Dios no se interesa de que nuestras vidas sean perpetuadas y prolongadas aquí en la tierra por cierta cantidad adicional de años sino de que entremos en una correcta relación con El y vivamos vidas que glorifiquen su santo nombre. Nosotros damos tanta importancia al tiempo y a la cantidad de años que tendemos a olvidar que lo que cuenta en última instancia es la calidad de vida La guerra, entonces, es consecuencia y efecto de pecado al igual que otros efectos y consecuencias.

El pecado siempre trae sufrimiento, miseria y vergüenza, ya sea en forma espectacular o no. Nosotros tendemos a preocupamos cuando el principio se manifiesta en forma grosera o en grande escala. Lo ignoramos o no lo vemos en su verdadera esencia que es lo que realmente importa.

Pedirle a Dios que prohíba o prevenga la guerra, por tanto, es pedirle que prohíba una consecuencia particular del pecado. O si tomamos la posición de que la guerra en sí es pecado, es pedirle a Dios que prohíba un pecado en particular. Nuevamente vemos aquí tanto el egoísmo que está involucrado en tal petición y también el insulto que es para Dios. Por ser esta forma particular de pecado, o consecuencia del pecado, especialmente dolorosa y difícil para nosotros, le pedimos a Dios que lo prohíba. No nos preocupamos en absoluto por la santidad de Dios, ni por el pecado como tal. Si nos preocupáramos, le pediríamos que prohibiera todo pecado y restringiera toda iniquidad.

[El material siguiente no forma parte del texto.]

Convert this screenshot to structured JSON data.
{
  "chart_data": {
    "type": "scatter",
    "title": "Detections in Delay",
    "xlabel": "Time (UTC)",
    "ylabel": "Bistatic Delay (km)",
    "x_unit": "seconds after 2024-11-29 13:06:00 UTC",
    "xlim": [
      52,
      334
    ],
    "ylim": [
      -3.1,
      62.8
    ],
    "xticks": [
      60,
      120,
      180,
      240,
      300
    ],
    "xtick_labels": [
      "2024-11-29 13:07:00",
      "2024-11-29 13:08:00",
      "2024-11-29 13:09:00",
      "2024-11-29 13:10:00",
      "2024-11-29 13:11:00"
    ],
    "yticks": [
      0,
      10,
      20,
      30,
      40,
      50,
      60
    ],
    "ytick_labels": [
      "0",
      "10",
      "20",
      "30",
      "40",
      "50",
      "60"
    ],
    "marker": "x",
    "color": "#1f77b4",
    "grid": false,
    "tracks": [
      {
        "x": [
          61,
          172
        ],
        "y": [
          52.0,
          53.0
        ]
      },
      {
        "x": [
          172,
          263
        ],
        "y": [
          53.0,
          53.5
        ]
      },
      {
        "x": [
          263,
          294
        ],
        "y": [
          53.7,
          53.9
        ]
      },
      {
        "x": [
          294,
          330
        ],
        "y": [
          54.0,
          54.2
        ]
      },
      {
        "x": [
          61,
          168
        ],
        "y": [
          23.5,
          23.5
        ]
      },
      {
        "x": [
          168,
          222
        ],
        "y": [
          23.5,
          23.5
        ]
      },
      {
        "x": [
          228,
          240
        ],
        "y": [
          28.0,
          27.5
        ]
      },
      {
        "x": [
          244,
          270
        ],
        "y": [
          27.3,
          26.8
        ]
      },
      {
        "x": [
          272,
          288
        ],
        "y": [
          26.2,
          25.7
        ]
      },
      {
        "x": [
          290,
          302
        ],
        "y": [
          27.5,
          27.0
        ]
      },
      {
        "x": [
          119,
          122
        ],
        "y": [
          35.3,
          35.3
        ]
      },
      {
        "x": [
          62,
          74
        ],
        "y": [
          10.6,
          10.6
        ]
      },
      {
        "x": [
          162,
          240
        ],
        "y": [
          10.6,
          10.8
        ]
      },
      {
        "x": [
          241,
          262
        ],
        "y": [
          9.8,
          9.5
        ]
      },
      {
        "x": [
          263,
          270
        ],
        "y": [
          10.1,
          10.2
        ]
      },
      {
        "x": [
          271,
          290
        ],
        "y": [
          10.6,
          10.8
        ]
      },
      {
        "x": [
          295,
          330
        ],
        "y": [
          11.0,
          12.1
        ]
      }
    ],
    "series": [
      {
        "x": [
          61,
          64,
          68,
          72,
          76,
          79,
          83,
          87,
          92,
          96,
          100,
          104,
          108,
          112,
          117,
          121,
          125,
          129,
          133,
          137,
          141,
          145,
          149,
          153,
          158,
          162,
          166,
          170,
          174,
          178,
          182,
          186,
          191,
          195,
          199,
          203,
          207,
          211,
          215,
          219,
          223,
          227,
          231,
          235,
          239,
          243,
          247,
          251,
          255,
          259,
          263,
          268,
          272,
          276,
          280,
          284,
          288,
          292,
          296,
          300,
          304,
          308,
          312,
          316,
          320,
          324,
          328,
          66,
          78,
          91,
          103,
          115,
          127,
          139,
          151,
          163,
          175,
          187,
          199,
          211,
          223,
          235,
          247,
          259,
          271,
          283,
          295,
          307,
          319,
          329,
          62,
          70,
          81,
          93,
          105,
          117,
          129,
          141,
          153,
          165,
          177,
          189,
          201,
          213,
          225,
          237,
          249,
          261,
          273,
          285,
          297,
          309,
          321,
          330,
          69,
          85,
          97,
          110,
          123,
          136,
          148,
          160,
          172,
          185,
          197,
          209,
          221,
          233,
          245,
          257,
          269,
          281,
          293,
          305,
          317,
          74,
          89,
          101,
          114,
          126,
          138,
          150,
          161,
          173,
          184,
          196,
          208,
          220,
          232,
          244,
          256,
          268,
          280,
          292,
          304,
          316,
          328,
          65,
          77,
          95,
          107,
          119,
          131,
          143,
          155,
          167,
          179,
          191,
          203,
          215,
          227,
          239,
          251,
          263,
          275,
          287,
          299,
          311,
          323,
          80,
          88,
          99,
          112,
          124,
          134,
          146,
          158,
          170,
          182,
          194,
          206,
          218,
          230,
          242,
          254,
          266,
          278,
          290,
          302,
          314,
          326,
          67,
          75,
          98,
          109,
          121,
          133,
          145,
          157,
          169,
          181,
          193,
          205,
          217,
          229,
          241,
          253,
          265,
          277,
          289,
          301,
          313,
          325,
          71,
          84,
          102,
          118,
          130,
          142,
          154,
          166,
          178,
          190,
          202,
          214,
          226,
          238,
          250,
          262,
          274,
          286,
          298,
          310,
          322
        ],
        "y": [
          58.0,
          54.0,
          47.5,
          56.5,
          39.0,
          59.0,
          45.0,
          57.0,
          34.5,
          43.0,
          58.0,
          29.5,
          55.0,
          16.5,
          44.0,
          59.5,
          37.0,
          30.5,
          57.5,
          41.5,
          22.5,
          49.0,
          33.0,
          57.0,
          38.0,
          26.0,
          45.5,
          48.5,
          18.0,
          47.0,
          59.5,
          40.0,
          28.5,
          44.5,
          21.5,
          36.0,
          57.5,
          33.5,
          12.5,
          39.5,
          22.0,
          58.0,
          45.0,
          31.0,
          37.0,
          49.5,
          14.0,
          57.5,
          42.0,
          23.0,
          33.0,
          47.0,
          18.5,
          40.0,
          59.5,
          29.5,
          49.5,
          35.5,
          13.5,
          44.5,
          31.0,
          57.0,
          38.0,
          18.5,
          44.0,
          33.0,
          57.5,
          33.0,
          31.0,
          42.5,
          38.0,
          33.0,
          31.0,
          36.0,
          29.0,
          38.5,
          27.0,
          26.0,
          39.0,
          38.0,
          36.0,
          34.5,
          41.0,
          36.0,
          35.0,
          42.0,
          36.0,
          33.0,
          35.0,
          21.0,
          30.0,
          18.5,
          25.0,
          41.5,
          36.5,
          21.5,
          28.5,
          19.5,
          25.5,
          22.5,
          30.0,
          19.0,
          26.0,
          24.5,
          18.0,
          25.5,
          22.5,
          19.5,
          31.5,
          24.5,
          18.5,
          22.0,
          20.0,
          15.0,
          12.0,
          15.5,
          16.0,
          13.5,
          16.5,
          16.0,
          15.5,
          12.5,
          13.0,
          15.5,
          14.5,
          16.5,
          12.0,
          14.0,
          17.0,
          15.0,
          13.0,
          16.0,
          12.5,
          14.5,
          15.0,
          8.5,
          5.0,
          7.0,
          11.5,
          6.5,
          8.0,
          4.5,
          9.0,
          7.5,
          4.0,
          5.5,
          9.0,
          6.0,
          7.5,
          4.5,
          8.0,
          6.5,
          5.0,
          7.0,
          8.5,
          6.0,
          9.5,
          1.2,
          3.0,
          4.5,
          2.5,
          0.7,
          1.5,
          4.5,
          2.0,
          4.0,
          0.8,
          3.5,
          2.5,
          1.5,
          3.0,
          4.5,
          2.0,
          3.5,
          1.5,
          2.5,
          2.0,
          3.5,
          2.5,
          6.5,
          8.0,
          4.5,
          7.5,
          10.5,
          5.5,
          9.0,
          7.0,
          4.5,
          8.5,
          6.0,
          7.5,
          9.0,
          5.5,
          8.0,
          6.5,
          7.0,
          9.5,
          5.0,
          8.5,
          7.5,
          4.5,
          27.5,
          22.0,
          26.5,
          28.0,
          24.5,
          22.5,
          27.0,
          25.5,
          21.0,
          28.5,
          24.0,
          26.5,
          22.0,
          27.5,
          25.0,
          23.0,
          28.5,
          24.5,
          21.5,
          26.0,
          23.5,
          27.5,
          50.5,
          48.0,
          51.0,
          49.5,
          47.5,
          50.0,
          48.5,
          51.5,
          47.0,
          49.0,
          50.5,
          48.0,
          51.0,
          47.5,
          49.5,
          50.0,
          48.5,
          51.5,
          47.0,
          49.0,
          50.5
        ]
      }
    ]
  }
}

Le pediríamos que prohibiera la ebriedad, la especulación y el juego, la inmoralidad y el vicio, el quebrantamiento del día de reposo y todos los otros pecados de que los hombres disfrutan tanto. Pero si alguien se atreviera a sugerir esto, se oiría de inmediato a gran voz una fuerte protesta en el nombre de la libertad. Nos jactamos de nuestra libre voluntad  y desechamos toda sugerencia o enseñanza de que Dios de alguna manera interfiera con eso. Sin embargo, cuando como resultado del ejercicio de esa libertad nos enfrentamos con los horrores, problemas y sufrimientos de una guerra, ¡como niños malcriados gritamos nuestras protestas y nos quejamos amargamente contra Dios porque no ha utilizado su gran poder para prevenirla por la fuerza! Dios, en su infinita y eterna sabiduría, ha decidido no prohibir el pecado ni restringir totalmente las consecuencias del mismo. La guerra no es un problema espiritual y religioso aislado y separado. Es una parte y una expresión del gran problema central del pecado.

Dios permite la guerra
La enseñanza bíblica llega  más allá de este punto y da razones que son más positivas aún para explicar el hecho de que Dios permite la guerra. Nos limitaremos a enumerarlos:

l. Es evidente que Dios permite la guerra para que los hombres sufran las consecuencias de su pecado como castigo.

Esta es una ley fundamental que se expresa en palabras tales como «todo lo que el hombre sembrare, eso también segará» (Gá. 6:7). El castigo no sólo está relegado a la vida venidera. Aquí en este mundo, en esta vida, sufrimos algo del castigo por nuestros pecados. jVez tras vez esto se ve claramente en la historia de los hijos de Israel!  Desobedecieron a Dios y se mofaron de sus santas leyes. Por un tiempo todo iba bien, luego comenzaron a sufrir. Dios les quitó su protección y quedaron a la merced de sus enemigos quienes los atacaron y saquearon. En verdad, al principio y como resultado del primer pecado y transgresión, encontramos que Dios ordenó y decretó un castigo. Dios dijo: «Maldita será la tierra por tu causa; con dolor comerás de ella todos los días de tu vida» (Gn.3:17).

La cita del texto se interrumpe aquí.